Another far-reaching scientific legacy of the moon rocks gathered by the Apollo astronauts is how scientists used them to calibrate a technique of using craters to determine the ages of places in the solar system.
The concept is simple. Over time, impacts of asteroids, big and small, pocked the surface of the moon and elsewhere. But a layer of ice or lava can erase the craters and reset the clock. Thus, a heavily cratered surface is older than a smooth one. But while planetary scientists could see which places were older and which were younger, they did not know exactly how old any of them were.
With the dating of the rocks taken from Apollo 11’s landing site, scientists then knew the age of that patch of the lunar surface. Rocks from the other five Apollo landings set the ages of those corresponding regions, which then correlated with the different numbers of craters in each place.
The calibrated crater counts are now used to determine ages of bodies throughout the inner solar system.
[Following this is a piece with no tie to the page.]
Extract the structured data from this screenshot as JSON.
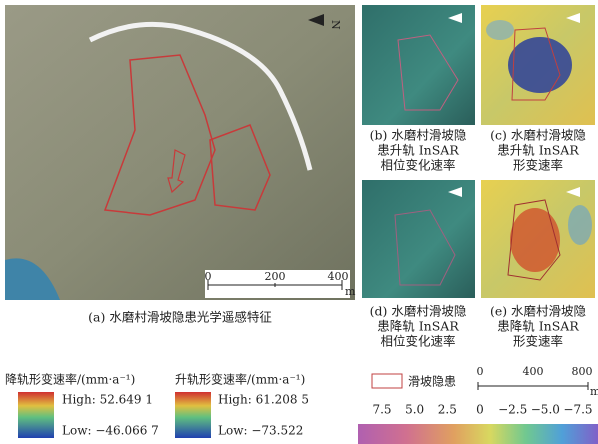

The dating record still contains a huge two-billion-year gap, from one billion years ago to three billion years ago, because all of the Apollo missions touched down on older swaths of the moon. Scientists have tried to extrapolate the ages of younger regions, but different guesses provide a wide range of age estimates.
“Which is the correct chronology?” David Draper, NASA’s deputy chief scientist, asked. “That part of the curve is unconstrained. We desperately need new samples.”
Dr. Draper is part of a team that has proposed a small robotic mission called the Inner Solar System Chronology, or Isochron, which would grab five ounces of rock from a younger, smoother part of the moon and whisk it back to Earth, where scientists would determine the age of the sample.
Future robotic explorers may one day accomplish much more on the lunar surface than Armstrong could in 1969 with his space-suited hands holding a sampling stick.
But it took the humanity in that test pilot who moonlighted as a field geologist to pause from his collecting and take in the lunar landscape.
“It has a stark beauty all its own,” Armstrong said not long after taking his first steps on the moon. “It’s like much of the high desert of the United States. It’s different, but it’s very pretty out here.”